Pagina:Bosboom-Toussaint, De hertog van Alba enz (1885).pdf/120

Uit Wikisource
Deze pagina is proefgelezen

het Hof naar Aranjuez was verreisd: de Hertog van Alba had zijn meester derwaarts moeten vergezellen, en Donna Anna ging zich verlustigen op het landhuis van Perez, den man, voor wien zij haar echtgenoot en haar koninklijken geliefde beiden verried. Donna Margarita, die haar niet had behoeven te volgen, bevond zich dus onbewaakt te Madrid. Zij scheen willens van die vrijheid gebruik te maken om uit te gaan; dicht in de mantilla gewikkeld, en slechts van eene duena verzeld, daalde zij, schichtig als eene gejaagde ree, de marmeren trap van het paleis van Eboli af, die naar de buitenpoort leidde. Tegelijk klom een man dien op, gevolgd van den Majordomo des huizes. Een bezoek, dat men haar kwam aandienen. Zij wilde haastig ter zijde wijken, maar het was te laat. De man naderde, vatte hare hand met eene drift, die nauwelijks wellevend konde heeten, en waaraan alléén zij Don Frederik kon hebben herkend. »Senora! ga niet uit, ik wensch eindelijk met u tot eene verklaring te komen. Ik weet, dat gij thans zelve beschikken kunt over uw tijd; offer het gebruik, dat gij er van maken wilt, voor heden op aan mij. Gun mij nu dat gesprek, zoolang reeds toegezegd.”

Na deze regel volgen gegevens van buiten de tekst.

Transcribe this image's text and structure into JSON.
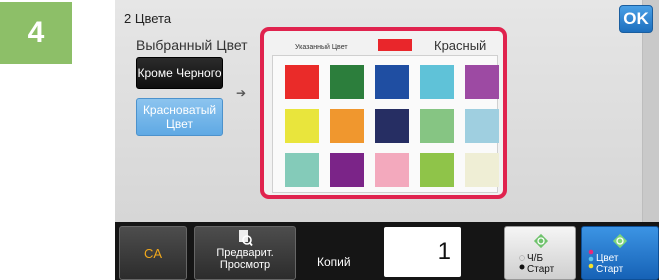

Zij stamelde iets tot antwoord; maar slechts dááraan, dat zij zich omwendde en hem voorging, begreep hij, dat zij zijn wensch gehoor gaf. De duena opende het vertrek, dat zij zooeven scheen verlaten te hebben; haar vrouwelijk handwerk lag op een laag tafeltje, dicht bij de sofa; een gebedenboek lag open er nevens. Het was eene prachtige zaal, door eene hangende lichtkroon vrij goed verlicht, en wel waardig, dat de smaakvolle en behaagzuchtige Anna de Mendonça er hare gasten ontving. Margarita zette zich zwijgend op de sofa. Maar hare trekken spraken van geweldige aandoening. Hetzij ze dien man beminde of haatte; haar lot ging zich nu beslissen. Zij wees Don Frederik een armstoel, dien hij niet nam. Toen zij de zwartzijden mantilla had afgeworpen, was zij in een bevallig, doch hoogst eenvoudig gewaad van fijn Florentijnsch weefsel, dat hare schoonheid beter recht deed, dan het slepend hofgewaad.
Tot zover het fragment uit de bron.